This is one of the hardest questions you may face as a speaker.
The answer lies in using facts, figures and numbers in the form of a story that supports your big idea.
Most people are not interested in tables, numbers and charts. More importantly, they may struggle to understand graphs. Therefore, how can you help walk the audience through the data through a more exciting method?
To help you answer this question, read the simple rules for presenting data below.
1) Tell a Story
For centuries, humans have told stories to convey valuable information to each other and future generations. Therefore, we are thrilled when information is presented in the form of a story as opposed to a highly technical presentation. Every workshop, seminar, and lecture is an opportunity to tell a story. When you present facts and figures, it is important to answer the questions below:
- What is the main message in this data?
- How can I communicate this message in the form of a story?
If we were all mathematicians, we may enjoy a presentation all about numbers. However, the majority of people are not. While charts and tables can be useful to some readers, a picture speaks a thousand words. When information is presented through visual graphs and pie charts, it becomes a pictorial representation. Therefore, trends and analytics appear more obvious and easier for your audience to follow.
2) Keep It Simple
When viewing a presentation, the attention of the audience can be easily lost. Most likely, this is because of an overcomplicated or highly technical presentation. Your presentation will be much more engaging when you choose to keep things simple and straightforward. As we speak, we try to include as many relevant data points as we possibly can. However, this can confuse people and draw their attention away from the big idea of your presentation. The attendees may ask themselves, “Does this information help clarify or solidify my argument?” A slide that is apt to be misunderstood or perplex the audience is worse than no slide at all. If it does not need to be there, do not add it.
3) Pick the Right Presentation Tool
With the advancement of technology and emerging methods for presentations, people have a lot of different options to get their message across to an audience. It is important to think about the most straightforward system or the best software to present information. Choose the software based on the type of charts or graphs you want to use. Depending on your audience, an infographic may work better than graphs and tables. There are a variety of software programs available, including PowerPoint and Prezi. For those of us who are not tech-savvy, you can always use a whiteboard and marker. However, take into consideration which tools will be most applicable to your audience.
4) Tell the Truth
When you present, it is fundamental that the information you convey to your audience is authentic and accurate.

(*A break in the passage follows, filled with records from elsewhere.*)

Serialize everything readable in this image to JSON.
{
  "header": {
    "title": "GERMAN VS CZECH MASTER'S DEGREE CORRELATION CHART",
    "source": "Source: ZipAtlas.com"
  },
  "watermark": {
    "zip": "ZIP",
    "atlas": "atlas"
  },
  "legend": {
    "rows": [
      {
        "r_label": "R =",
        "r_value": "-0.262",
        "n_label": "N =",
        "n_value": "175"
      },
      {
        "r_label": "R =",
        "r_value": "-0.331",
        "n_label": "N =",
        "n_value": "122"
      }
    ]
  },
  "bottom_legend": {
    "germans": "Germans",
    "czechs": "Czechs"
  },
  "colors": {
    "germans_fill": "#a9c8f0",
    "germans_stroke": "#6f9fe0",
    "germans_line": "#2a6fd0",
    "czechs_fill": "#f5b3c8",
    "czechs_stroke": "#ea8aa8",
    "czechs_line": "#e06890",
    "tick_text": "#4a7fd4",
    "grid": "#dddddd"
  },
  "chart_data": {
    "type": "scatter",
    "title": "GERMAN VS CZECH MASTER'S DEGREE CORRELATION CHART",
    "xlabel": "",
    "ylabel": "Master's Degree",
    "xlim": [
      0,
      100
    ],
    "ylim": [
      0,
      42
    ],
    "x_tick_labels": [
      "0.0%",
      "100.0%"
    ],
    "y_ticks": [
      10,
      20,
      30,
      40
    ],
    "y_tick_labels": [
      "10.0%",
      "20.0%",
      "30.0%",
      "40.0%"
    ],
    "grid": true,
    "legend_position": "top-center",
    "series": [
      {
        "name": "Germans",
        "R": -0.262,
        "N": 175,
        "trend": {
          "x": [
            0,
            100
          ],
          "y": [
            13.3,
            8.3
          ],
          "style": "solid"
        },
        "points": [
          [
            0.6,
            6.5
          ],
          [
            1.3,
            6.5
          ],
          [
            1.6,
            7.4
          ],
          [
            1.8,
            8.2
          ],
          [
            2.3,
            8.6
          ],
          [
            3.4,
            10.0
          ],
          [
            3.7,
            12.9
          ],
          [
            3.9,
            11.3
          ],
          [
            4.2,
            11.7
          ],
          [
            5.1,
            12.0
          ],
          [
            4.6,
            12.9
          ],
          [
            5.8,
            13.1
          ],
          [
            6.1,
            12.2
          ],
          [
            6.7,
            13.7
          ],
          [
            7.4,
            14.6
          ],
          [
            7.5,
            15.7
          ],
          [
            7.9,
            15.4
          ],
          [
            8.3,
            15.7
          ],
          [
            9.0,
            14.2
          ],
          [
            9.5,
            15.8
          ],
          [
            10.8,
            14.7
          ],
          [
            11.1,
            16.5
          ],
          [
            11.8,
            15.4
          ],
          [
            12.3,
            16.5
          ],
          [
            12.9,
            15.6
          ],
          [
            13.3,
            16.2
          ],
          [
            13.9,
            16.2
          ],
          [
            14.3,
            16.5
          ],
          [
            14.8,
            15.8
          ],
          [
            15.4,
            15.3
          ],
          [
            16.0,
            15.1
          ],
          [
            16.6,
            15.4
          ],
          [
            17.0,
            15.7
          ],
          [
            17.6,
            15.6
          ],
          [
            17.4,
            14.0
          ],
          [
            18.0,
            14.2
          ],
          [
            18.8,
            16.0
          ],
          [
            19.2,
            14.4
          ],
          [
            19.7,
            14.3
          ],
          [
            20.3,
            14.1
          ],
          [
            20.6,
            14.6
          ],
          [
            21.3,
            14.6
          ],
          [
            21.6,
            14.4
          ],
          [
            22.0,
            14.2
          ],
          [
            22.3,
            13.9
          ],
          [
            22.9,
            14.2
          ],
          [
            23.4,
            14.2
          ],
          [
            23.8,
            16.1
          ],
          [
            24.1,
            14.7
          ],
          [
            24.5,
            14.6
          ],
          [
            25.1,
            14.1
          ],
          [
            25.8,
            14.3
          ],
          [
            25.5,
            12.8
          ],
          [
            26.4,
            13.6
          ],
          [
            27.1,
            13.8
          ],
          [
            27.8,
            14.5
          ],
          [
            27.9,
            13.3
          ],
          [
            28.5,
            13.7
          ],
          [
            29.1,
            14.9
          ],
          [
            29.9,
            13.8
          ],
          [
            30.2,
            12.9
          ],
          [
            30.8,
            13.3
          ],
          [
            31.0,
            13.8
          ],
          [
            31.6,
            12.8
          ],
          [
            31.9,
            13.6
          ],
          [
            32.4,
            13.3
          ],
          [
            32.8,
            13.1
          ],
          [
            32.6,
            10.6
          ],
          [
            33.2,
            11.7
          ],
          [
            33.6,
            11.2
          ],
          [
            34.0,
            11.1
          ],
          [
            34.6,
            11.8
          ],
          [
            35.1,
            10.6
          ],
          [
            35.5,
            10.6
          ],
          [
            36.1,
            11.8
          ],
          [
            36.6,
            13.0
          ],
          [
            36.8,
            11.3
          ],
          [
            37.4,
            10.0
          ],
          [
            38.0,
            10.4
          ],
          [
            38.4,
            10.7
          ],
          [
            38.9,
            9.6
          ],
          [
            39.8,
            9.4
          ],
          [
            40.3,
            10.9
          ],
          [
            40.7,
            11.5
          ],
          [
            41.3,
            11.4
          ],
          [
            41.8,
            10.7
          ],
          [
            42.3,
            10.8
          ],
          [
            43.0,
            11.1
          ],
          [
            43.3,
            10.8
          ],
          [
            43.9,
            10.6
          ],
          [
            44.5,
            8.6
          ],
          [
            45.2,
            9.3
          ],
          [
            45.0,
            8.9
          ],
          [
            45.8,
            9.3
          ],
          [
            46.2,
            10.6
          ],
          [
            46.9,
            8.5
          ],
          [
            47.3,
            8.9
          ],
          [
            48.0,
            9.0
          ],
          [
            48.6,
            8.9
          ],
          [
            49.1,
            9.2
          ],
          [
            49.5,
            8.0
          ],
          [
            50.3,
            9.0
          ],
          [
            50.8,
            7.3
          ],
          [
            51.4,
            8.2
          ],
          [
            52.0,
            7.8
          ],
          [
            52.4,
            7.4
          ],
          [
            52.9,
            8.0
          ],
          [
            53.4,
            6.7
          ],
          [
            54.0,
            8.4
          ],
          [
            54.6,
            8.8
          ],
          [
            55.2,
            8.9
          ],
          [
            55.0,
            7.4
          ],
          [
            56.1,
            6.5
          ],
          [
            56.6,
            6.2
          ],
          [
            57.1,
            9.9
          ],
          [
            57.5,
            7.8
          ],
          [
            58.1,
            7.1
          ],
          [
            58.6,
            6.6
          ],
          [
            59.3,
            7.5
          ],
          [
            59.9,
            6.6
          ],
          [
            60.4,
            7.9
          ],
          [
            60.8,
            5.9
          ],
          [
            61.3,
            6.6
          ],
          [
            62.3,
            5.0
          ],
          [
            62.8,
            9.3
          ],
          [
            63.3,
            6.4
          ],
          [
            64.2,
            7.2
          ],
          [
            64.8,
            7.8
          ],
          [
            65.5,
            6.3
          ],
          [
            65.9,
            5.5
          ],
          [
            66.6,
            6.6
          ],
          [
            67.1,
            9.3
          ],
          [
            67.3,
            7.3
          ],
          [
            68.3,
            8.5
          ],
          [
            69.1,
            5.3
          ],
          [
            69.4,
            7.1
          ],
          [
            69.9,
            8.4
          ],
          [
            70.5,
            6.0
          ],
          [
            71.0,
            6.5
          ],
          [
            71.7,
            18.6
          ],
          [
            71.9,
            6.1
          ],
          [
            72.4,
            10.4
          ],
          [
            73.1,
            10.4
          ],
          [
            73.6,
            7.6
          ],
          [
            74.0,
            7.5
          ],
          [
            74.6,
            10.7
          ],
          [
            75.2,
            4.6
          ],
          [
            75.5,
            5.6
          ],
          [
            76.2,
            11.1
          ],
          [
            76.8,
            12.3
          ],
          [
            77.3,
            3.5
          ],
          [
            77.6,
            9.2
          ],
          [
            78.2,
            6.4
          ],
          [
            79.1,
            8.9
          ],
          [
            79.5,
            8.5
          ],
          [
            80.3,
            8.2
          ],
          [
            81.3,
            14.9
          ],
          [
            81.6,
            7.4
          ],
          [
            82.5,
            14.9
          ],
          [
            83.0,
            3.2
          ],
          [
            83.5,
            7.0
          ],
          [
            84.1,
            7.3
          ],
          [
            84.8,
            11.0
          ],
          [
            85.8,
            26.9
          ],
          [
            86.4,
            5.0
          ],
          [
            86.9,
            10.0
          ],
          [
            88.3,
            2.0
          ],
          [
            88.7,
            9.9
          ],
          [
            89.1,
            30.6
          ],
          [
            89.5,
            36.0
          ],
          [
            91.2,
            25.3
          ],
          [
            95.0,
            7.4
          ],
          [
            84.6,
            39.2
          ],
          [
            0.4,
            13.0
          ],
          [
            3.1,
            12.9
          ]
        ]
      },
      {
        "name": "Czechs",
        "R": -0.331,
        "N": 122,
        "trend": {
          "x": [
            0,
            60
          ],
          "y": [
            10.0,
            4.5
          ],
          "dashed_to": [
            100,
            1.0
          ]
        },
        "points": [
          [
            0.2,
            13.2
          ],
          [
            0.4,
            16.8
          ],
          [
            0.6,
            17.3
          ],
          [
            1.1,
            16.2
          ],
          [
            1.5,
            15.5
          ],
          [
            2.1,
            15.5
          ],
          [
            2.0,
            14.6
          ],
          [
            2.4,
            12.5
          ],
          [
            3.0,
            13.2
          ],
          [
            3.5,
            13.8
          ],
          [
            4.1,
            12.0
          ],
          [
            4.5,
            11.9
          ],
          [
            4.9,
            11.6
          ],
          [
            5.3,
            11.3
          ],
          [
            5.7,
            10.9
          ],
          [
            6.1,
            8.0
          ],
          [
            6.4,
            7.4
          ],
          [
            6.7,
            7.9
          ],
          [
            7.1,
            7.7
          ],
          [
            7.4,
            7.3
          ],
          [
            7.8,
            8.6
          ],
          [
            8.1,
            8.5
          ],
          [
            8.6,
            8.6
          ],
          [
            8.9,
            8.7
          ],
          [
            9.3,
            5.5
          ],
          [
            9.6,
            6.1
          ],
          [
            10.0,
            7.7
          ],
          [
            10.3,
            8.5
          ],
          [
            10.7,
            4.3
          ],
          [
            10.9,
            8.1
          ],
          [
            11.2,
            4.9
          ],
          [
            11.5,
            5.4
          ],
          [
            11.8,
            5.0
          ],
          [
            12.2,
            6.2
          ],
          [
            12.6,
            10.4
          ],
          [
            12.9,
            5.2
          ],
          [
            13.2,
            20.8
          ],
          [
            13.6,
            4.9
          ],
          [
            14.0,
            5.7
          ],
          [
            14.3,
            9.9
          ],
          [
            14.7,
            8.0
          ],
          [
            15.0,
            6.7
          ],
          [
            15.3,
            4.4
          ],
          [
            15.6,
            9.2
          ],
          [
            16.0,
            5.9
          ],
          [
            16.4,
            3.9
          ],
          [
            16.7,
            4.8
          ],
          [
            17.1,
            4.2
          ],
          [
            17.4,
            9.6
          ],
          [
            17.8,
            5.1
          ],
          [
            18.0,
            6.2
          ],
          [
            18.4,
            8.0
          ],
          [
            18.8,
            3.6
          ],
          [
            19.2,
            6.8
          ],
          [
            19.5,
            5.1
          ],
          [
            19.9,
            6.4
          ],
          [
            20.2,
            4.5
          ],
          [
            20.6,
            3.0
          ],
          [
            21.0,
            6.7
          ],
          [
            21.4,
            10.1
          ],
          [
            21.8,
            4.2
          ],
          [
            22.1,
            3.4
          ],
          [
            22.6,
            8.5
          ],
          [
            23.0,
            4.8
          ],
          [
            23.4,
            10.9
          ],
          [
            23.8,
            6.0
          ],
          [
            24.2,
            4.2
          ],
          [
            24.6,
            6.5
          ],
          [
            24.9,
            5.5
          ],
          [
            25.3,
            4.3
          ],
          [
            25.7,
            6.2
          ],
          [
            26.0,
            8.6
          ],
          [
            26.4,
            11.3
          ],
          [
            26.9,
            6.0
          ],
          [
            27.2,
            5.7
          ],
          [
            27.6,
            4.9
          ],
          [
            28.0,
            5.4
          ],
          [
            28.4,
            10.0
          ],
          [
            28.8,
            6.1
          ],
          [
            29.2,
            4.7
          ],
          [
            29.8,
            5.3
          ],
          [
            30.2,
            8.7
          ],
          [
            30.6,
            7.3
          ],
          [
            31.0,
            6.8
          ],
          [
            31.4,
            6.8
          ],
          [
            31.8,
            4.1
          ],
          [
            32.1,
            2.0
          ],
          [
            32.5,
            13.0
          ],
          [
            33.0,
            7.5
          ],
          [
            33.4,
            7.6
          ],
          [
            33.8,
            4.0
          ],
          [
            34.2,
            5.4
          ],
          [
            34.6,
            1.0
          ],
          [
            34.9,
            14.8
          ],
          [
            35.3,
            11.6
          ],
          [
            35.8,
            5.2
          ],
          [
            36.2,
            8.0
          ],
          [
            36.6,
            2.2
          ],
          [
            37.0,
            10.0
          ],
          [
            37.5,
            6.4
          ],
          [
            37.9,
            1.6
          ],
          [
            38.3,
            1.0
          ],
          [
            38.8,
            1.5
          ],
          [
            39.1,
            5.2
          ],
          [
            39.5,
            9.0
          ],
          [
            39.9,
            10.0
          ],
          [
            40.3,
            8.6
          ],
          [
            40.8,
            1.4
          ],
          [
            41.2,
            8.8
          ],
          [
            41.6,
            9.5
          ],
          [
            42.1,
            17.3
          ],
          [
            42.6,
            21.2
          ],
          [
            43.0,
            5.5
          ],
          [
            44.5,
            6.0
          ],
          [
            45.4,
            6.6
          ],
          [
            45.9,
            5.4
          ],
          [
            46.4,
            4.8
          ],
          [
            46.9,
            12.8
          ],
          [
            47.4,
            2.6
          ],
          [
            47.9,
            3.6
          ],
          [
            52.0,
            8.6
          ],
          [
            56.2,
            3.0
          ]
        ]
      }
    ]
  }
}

In addition, the graphs and tables need to be exact and easily legible. When the information you are presenting is not truthful or precise, an educated audience will be able to tell right away. When that happens, you are diminishing your power as a speaker. The audience will also pick up on whether you understand the material yourself. This will instantly compromise your credibility. Trust is the most important thing you want to establish with the audience, and it can be easily lost.
5) Project Voice, Maintain Eye Contact, and Slow Down
Many speakers are so consumed with the data and information they want to impart that they forget the power of projecting their voice, maintaining eye contact, and not speaking too quickly. Because these actions are usually subconscious, they are often neglected. A well projected voice conveys presence, passion and confidence when you speak. Meanwhile, consistent eye contact will help you connect with your audience and establish your credibility. Another important aspect to consider is the speed in which you deliver information. Speakers can be nervous and talk too fast. This increases the possibility that your audience will miss critical information. Slowing down allows you to suitably explain concepts and gather your thoughts before moving on.
Delivering an organized presentation that clearly makes sense of complex graphs, charts, facts and figures will help you stand out in the crowd. Focusing on nonverbal cues, keeping it simple, selecting the right presentation tools and conveying information that is authentic and accurate are important ways to communicate your information effectively. However, the best way to resonate with your audience is to represent your facts and figures with a story. When presented successfully, your data will speak for itself and bring life to the entire presentation.